Dopo un inizio prudente, a quasi 30 km dall'arrivo l'americana Benoit prova la fuga da lontano: Le altre non la seguono, vanno di proprio ritmo, compreso la Waitze. Sarà la fuga fatale, che porterà l'americana a battere la favorita rivale, arrivando davanti con una distanza di 400 metri di vantaggio. Terza la Mota. La migliore delle italiane arriva nona, ci metterà meno di 2 ore e 30. Un trionfo anche per lei.

Il podio viene preparato. C'è da festeggiare. 100 mila sugli spalti urlanti a cantare l'inno americano per la propria beniamina. Tutto è pronto. La Grandezza americana è li, festante, dinanzi al mondo intero a farsi mostrare, lanciando al cielo il canto di giubilo, il proprio orgoglio, di essere nati nella terra delle opportunità.

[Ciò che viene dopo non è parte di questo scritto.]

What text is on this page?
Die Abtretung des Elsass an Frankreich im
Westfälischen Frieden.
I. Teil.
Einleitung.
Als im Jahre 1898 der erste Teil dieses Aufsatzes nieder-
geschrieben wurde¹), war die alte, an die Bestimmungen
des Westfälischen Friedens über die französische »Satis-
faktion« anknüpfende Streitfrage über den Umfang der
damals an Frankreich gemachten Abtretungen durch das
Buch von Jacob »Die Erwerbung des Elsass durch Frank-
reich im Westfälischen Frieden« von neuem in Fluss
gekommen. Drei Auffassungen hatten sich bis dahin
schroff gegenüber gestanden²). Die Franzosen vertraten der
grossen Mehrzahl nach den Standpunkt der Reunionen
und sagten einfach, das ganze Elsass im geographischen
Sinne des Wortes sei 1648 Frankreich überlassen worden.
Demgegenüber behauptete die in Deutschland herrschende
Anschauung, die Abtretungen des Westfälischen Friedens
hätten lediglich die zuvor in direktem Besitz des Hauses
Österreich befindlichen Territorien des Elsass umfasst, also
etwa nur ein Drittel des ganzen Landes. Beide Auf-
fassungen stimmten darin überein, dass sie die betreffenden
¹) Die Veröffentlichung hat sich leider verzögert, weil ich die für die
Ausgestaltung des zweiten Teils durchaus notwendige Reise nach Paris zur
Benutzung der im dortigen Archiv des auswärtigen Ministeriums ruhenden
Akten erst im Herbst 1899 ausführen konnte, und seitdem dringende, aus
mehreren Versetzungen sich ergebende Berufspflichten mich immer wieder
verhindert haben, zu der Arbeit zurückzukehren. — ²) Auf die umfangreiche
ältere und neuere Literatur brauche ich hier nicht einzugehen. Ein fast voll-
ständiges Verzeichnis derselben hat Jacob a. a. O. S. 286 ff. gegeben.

Tutto è pronto, ma manca ancora qualcuno. E quel qualcuno arriva. Entra. Allo stadio. 29 minuti dopo l'arrivo della Benoit. Ma non era finito? Fa caldo. 32 gradi, percepiti anche di più. C'è gente. Ci sono le lamiere dello stadio che scottano come lava eruttata, il sole picchia forte peggio di un pugile. Le mani mulinano ventagli.
Ne erano arrivate 36, su 50. Ne arriveranno 44.
Ecco la 37esima che varca lo stadio.
Il numero 323.
La svizzera.
Gabriela. Andersen.
O meglio.
Quella che ne rimaneva.
Il fantasma.



Un cappellino bianco, con canotta rossa sbiadita, dove unico segno di riconoscimento era la pettorina col numero 323 e la croce bianca sul seno sinistro, che si percepisce appena.
La figura è tutta contorta, storta, piegata, sbanda, sbuffa, suda quel poco di liquido che le rimane. Barcolla, come un ubriaco vicino al coma etlico. Il sole batte forte, e concentra tutti i suoi raggi su quella carcassa scoordinata e triste. Sbuffa, Gabriela. Arranca, si piega, ma non genuflette.

Entra nello stadio.. cosi'. In sordina. Non se ne rende conto. Cammina, biascica; è slabbrata. Un giro e mezzo. Da quel momento.
Il silenzio.
Il pubblico è attonito. Inebetito. Segue quei passi, o meglio, quel cadavere semivestito da una pettorina numero. L'odissea di Ulisse concentrata in quei 600 metri finali, in quel giro e mezzo.
Altro che grandezza americana. Una vittoria dinanzi a questa situazione perde ogni genere di interesse.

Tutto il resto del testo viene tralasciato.